As cenas de sexo nada têm de eróticas, pelo contrário, são frias, objetivas como necessidades fisiológicas. “O Céu de Suely” não facilita nada para o espectador, afasta-o ao não permitir envolvimento com nada do que ocorre na tela. Não encanta, não arrebata, não emociona. É brechtniano.

Vi ali uma obra cheia de autenticidade, sem recorrências à estética padrão hollywoodiana ou ao cult movie europeu. Nada tenho contra ambos (têm seu tempo, lugar e propósito), mas muito tenho a favor da busca de linguagens e estéticas próprias, algo de que carecemos na comunicação do marketing promocional.

Falta-nos o arrojo de experimentar. Isso me fez recordar do post de ontem e, nele, da citação de Fernando Faro, que ousou fazer tudo isso logo num veículo sagrado como a televisão.

terça-feira, 7 de outubro de 2008

No princípio era a imagem


A primeira documentação do registro que o homem fez de um conceito são as pinturas rupestres. Não se sabe se as cenas de caça e a representação de animais faziam parte de ritos religiosos ou se eram crônicas do cotidiano. Uma coisa é certa: no princípio não foi o verbo. Foi a imagem.

Lawrence Lessing, fundador do Creative Commons, organização que prega e disciplina a disponibilização de licenças flexíveis para obras intelectuais, afirmou em palestra que a atual geração não fala mais com palavras. E explicou: “Nos séculos 19 e 20 ser alfabetizado significava aprender a escrever, unir palavras para expressar idéia. O que vemos neste século é que as palavras são somente uma forma de alfabetização e que há outras formas mais atraentes para os nossos filhos, como as imagens”*.


Marshall Mcluhan, nos anos da década de 1960, já vaticinava o nascimento do império das imagens naquilo que chamou do declínio da “Galáxia de Gutemberg”, como ele nomeava o universo das palavras.


Uma consulta aos anuários do Clube de Criação de São Paulo e da Comunication Art publicados até ali por meados da década de 1980 revelará que a maioria das peças de comunicação tinha um peso muito grande no título e no texto. Hoje, um olhar mais atento às mesmas fontes atualizadas e a publicações como a Archive mostrará trabalhos em que a imagem é tudo, ficando as palavras restritas a legendas. Vejo isso também refletido nos trabalhos fantasmas que ilustram o portfólio de diretores de arte e até de redatores.


Acredito que não nos demos conta ainda da importância dessa mudança de paradigma na comunicação do marketing promocional. Talvez por isso nossa comunicação, de uma forma geral, siga defasada com a de outros meios mais contemporâneos.
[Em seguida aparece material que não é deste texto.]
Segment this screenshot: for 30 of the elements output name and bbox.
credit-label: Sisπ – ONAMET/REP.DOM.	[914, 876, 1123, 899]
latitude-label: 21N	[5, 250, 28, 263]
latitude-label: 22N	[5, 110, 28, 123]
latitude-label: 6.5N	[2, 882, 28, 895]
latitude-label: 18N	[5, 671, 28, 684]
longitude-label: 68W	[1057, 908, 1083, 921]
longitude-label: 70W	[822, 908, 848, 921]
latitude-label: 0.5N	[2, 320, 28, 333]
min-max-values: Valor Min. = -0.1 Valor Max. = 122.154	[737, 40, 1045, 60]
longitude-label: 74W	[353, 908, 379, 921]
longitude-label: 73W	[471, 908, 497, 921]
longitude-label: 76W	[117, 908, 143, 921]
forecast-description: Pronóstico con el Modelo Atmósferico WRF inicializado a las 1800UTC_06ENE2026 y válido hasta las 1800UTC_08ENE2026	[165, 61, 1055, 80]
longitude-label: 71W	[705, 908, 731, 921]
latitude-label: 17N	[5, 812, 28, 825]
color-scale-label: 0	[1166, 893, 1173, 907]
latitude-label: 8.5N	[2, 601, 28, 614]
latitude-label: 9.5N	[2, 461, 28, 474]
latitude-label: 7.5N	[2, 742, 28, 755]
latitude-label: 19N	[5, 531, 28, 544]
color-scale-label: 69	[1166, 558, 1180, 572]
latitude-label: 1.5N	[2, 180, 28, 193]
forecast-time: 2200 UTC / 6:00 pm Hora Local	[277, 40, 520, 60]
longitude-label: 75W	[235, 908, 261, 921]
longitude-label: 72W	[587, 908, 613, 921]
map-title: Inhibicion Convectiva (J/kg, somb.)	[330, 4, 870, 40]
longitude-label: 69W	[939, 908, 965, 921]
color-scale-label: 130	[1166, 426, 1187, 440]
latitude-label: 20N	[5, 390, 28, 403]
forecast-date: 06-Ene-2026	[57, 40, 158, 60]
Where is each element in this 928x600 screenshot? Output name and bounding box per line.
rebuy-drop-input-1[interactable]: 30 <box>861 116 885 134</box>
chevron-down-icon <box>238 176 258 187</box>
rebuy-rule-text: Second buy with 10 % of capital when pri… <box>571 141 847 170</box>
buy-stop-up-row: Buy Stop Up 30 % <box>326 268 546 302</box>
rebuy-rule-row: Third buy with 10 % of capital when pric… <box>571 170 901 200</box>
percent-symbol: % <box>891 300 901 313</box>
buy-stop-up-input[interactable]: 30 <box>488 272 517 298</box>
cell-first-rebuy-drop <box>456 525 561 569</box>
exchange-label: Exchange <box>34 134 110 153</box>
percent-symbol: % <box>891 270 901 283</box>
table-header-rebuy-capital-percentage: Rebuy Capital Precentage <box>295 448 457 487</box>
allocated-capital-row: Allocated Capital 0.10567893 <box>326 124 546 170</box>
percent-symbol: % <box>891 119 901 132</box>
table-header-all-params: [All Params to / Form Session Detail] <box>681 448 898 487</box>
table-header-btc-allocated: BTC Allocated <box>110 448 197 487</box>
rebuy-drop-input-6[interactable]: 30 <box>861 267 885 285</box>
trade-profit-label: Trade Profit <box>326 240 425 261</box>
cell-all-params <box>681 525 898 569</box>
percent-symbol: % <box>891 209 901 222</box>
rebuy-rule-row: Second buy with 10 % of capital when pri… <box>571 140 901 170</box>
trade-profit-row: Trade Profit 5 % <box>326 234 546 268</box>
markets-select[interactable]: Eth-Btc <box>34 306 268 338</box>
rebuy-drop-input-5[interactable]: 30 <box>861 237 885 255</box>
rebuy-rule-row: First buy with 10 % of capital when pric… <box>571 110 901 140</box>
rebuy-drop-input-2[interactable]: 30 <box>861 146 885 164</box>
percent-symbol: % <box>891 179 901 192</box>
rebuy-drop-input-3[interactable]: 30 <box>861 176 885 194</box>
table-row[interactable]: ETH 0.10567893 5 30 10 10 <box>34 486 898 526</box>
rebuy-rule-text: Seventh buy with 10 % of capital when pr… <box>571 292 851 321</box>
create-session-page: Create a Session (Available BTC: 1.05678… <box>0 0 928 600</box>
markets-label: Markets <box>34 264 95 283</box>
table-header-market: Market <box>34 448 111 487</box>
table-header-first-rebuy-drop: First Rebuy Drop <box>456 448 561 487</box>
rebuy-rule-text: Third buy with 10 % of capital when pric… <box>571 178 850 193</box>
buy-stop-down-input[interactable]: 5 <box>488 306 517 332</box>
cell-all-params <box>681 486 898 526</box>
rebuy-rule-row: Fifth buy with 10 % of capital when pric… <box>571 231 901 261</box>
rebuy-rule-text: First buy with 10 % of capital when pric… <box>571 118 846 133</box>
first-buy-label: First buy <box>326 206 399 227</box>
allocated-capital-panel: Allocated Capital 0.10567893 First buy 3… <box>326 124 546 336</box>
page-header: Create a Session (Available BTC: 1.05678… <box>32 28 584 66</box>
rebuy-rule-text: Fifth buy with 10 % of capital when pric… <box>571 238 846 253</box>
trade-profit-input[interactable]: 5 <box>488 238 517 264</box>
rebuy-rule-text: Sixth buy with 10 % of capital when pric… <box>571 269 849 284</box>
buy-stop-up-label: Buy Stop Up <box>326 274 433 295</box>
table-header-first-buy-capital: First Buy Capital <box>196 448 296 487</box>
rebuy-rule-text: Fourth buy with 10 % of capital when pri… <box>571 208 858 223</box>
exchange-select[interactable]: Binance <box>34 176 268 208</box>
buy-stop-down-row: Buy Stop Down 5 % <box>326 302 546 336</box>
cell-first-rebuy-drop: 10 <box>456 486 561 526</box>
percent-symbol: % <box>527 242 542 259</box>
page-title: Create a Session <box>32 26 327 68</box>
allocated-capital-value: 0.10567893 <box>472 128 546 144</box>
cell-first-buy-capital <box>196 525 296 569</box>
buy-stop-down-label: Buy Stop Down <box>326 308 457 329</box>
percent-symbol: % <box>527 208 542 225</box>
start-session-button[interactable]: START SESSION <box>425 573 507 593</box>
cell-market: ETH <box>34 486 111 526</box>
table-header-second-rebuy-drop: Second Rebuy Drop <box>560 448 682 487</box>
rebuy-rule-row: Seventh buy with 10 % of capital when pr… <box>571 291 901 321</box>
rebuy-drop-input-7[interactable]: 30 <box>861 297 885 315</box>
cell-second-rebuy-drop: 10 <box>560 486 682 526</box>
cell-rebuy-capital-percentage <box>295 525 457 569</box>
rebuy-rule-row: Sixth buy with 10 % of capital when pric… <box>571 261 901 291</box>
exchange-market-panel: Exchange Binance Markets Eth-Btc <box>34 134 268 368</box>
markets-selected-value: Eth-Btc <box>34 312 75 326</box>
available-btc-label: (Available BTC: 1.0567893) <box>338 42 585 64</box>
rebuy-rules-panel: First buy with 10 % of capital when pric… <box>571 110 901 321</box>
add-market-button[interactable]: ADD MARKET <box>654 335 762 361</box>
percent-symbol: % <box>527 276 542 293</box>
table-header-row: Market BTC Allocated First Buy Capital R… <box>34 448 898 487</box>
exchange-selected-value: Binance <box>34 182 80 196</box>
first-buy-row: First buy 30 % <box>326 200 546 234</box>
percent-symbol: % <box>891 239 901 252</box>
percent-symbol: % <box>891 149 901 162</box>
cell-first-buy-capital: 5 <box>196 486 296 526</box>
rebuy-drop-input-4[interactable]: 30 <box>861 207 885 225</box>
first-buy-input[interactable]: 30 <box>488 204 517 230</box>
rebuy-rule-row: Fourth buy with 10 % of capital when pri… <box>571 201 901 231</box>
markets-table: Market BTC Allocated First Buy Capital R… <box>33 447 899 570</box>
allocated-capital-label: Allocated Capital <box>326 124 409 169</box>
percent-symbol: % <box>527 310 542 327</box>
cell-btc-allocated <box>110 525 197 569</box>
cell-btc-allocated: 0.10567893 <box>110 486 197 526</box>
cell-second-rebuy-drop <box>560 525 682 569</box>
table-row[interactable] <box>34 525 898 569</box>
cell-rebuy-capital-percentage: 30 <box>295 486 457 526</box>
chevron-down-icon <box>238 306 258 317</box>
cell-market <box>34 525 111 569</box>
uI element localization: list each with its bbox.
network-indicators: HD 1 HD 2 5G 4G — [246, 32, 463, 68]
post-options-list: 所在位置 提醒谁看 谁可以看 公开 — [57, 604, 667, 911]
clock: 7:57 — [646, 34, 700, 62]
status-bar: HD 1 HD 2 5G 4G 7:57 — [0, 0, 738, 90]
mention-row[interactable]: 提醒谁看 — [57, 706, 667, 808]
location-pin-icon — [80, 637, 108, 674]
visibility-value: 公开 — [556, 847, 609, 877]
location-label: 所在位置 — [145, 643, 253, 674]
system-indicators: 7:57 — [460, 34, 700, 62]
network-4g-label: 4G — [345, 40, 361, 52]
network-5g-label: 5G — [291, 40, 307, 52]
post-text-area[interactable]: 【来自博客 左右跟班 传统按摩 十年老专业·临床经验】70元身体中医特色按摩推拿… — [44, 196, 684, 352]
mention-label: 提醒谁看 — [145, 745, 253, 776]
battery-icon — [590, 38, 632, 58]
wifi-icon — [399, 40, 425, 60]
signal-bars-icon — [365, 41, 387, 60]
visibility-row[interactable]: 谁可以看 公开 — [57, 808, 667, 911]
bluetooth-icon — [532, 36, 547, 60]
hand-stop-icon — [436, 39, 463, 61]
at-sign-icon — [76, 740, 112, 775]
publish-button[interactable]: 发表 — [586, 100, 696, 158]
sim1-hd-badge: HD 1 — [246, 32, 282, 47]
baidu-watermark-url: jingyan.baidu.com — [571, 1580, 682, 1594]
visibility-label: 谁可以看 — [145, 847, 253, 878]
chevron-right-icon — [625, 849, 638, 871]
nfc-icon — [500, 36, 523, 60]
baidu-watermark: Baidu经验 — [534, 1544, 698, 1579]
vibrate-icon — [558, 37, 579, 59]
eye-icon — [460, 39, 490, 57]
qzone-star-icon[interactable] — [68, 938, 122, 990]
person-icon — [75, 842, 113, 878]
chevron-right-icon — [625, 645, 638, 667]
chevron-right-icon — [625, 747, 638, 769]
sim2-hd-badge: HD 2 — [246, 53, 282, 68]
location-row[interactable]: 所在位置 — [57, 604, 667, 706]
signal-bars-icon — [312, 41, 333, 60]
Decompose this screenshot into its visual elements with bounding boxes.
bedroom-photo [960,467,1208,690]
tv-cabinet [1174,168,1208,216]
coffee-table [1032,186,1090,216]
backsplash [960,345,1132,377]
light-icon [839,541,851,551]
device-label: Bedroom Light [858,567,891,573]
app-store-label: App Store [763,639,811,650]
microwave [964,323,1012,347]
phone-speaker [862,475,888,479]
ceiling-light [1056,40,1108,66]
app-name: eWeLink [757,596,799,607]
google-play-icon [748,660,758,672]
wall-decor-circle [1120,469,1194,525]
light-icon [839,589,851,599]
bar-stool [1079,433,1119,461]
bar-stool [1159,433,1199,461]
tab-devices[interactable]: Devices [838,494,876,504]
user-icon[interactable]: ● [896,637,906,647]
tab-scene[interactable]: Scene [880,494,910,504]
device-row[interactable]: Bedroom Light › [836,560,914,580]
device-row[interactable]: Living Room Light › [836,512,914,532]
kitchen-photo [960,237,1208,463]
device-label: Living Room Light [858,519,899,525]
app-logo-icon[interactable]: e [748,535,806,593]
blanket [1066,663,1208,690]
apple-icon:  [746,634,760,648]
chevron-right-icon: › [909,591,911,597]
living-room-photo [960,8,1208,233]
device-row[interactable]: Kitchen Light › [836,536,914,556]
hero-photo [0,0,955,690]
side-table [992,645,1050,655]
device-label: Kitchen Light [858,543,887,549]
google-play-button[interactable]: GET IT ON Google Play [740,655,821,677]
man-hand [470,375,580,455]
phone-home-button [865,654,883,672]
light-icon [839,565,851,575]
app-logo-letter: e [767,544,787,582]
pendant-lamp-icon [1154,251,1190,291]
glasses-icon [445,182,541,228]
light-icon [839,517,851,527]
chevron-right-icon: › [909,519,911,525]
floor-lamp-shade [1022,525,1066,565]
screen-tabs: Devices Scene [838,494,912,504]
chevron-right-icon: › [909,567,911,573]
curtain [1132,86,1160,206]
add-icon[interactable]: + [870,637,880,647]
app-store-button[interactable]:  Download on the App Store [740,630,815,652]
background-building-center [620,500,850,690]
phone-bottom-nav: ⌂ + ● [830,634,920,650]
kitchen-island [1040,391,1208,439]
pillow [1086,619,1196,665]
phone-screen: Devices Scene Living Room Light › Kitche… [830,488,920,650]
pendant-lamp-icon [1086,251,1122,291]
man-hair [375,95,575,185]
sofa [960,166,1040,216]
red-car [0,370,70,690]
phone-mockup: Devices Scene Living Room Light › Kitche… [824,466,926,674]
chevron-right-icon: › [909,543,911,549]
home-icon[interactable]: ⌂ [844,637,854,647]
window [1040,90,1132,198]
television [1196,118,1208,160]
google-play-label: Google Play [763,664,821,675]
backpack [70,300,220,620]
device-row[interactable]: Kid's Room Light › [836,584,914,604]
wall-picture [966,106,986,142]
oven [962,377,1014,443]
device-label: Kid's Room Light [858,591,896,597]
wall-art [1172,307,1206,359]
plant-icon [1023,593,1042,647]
Fernando Faro, um dos maiores realizadores da TV no Brasil (vide Ensaio e Móbile na TV Cultura), talvez o único brasileiro a ter criado uma linguagem para a televisão que não fosse uma adaptação do rádio, explicou seu trabalho observando que dava às imagens o ritmo das palavras, porque somente elas, as palavras, poderiam comunicar conteúdo, idéias. Curiosamente, seu trabalho é riquíssimo no uso de imagens com composições superequilibradas, de um pós-expressionismo que chega a radicalizar, para os padrões “globais”, nos claros e escuros contrastantes. Faro foi e vai à frente da história. Soube transformar as imagens num léxico, cuja sintaxe ele domina como ninguém.


(*) Folha de São Paulo, caderno “Ilustrada” de 3 de outubro de 2008.